Duncan Greatwood, Xage chief executive, who joined the company from Apple, said the need for distributed security was becoming “more urgent”. The energy industry wants to take advantage of technologies that give it remote access to far away oilfields or wind farms but needs to make them secure from hackers. 

“Even two years ago most of these facilities were just disconnected from the outside world and the risk was kind of contained,” he said. Now, as they want to move data from devices to the cloud to analyse it, there is a “level of exposure that never existed before. If they get compromised in a particular place, it affects not just two or three drills but 20,000 of them.” 

Xage uses blockchain so that anomalies on just one device will be detected by the distributed system, preventing a hacker from spreading through a centralised network.

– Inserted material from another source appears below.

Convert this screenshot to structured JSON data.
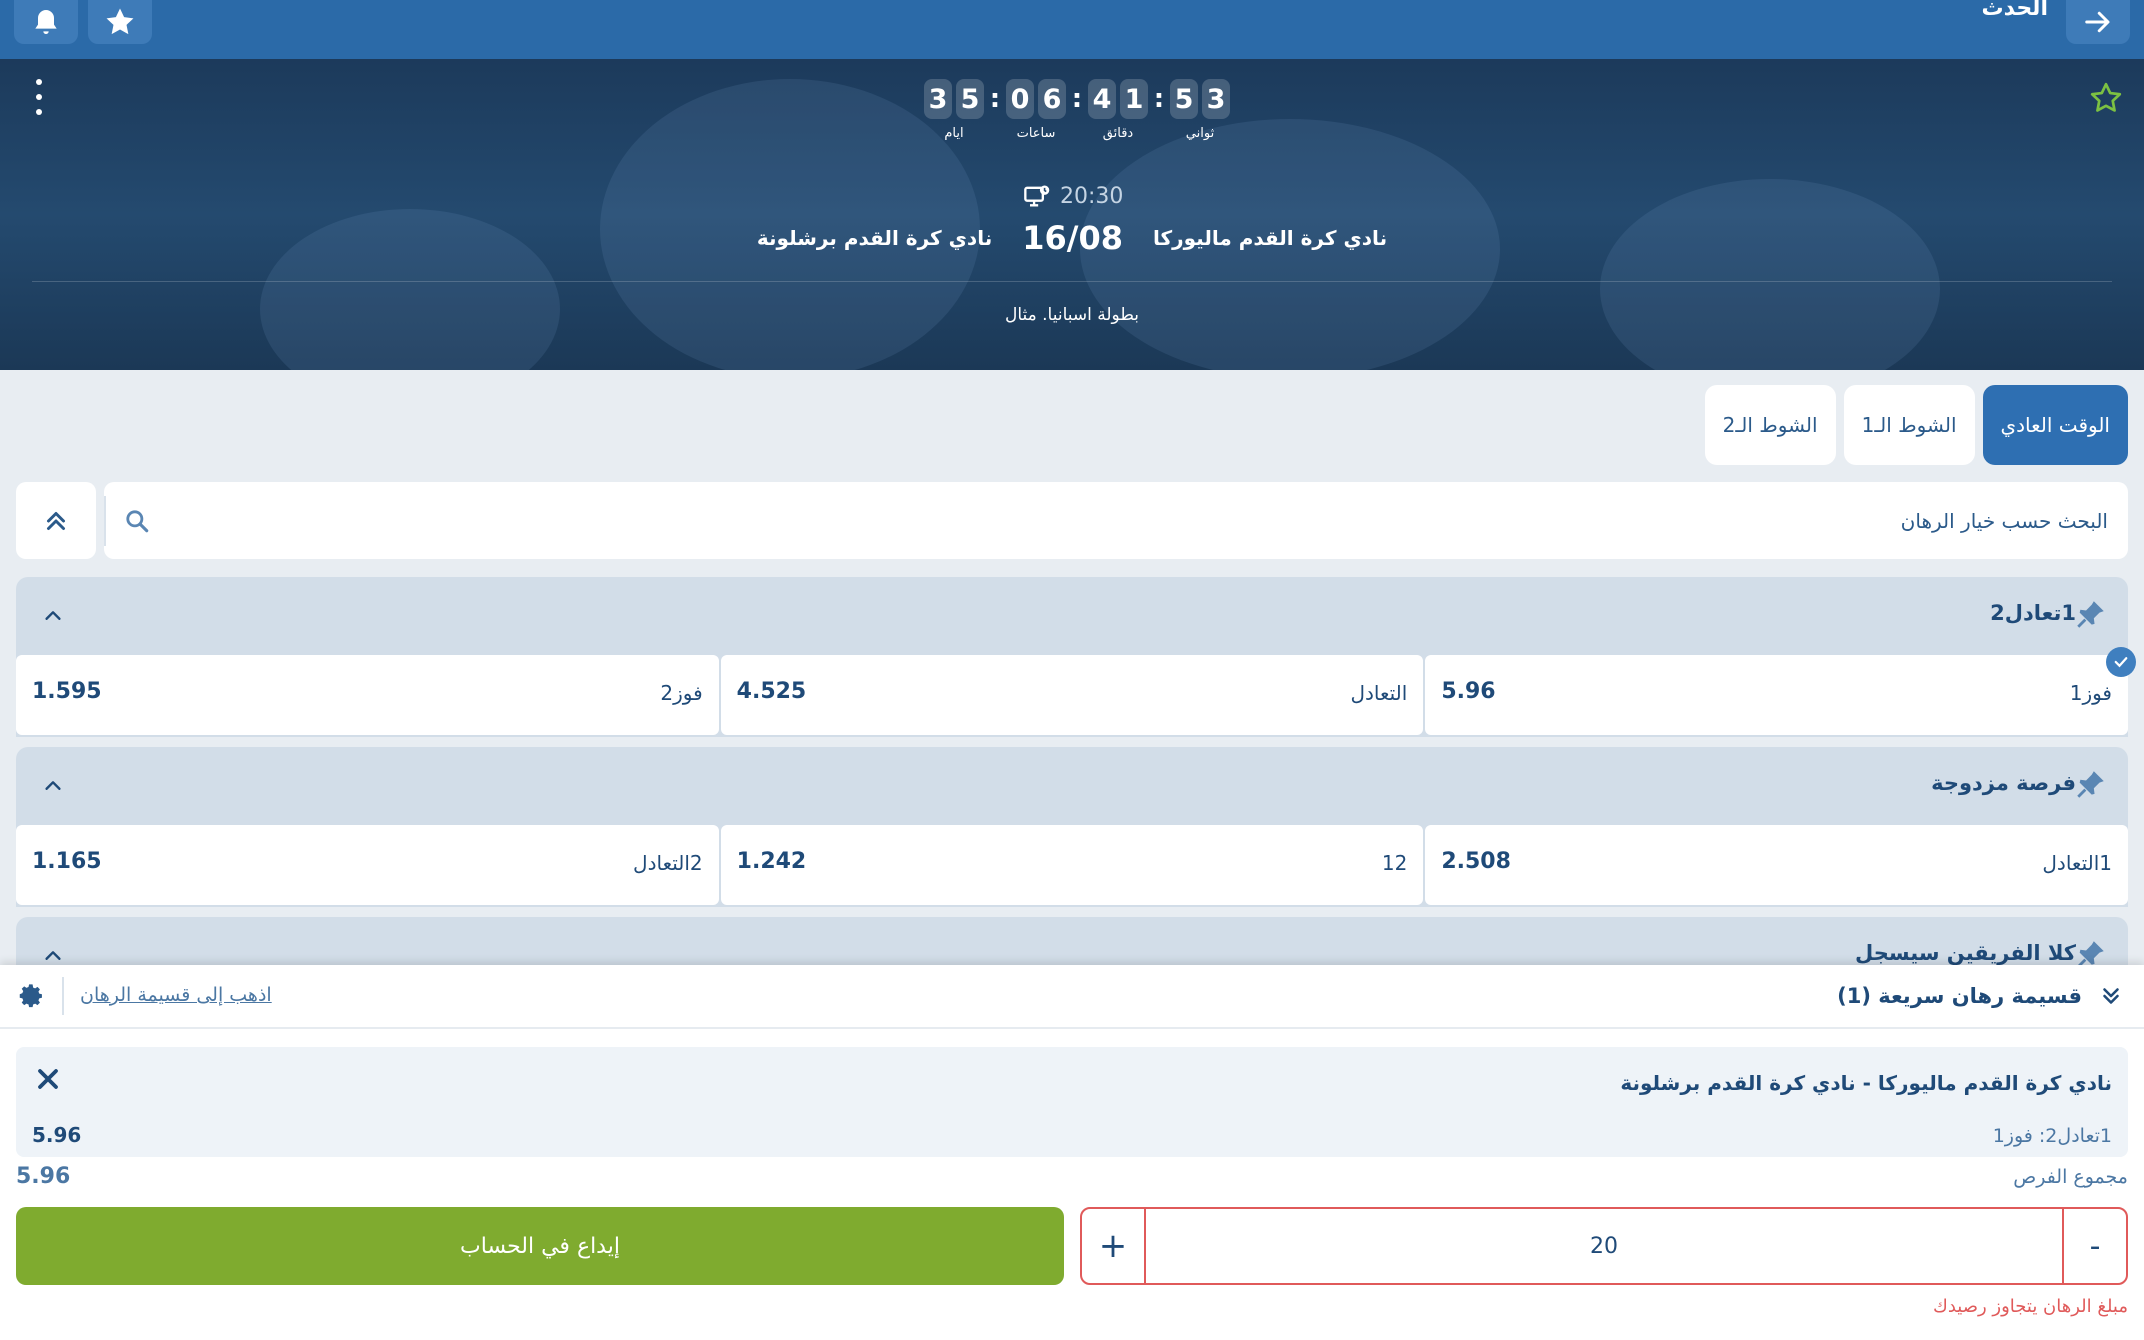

Securing industrial control systems can be difficult because they were often made long before the latest threats, and overlaying security can be a struggle when machines come from different manufacturers. Other new companies are also working on the challenge, including Claroty, which recently raised $60m from investors including equipment manufacturers Rockwell, Siemens and Schneider-Electric. 

Xage’s customers include NTT Communications, GE Renewables and GlobaLogix, which supplies oil and gas companies. As well as GE Ventures, the venture capital arm of the industrial group General Electric, its other investors include March Capital Partners, City Light Capital and Nexstar partners. Chuck Drobny, chief executive of GlobaLogix, a contractor to small and medium-sized oil and gas companies, said his customers were often paying $1,000 for employees to travel to a field to change passwords on devices because they were not connected remotely. Now, they will be able to detect problems from afar, which he compared with having sensors all around your house rather than a security guard outside your door.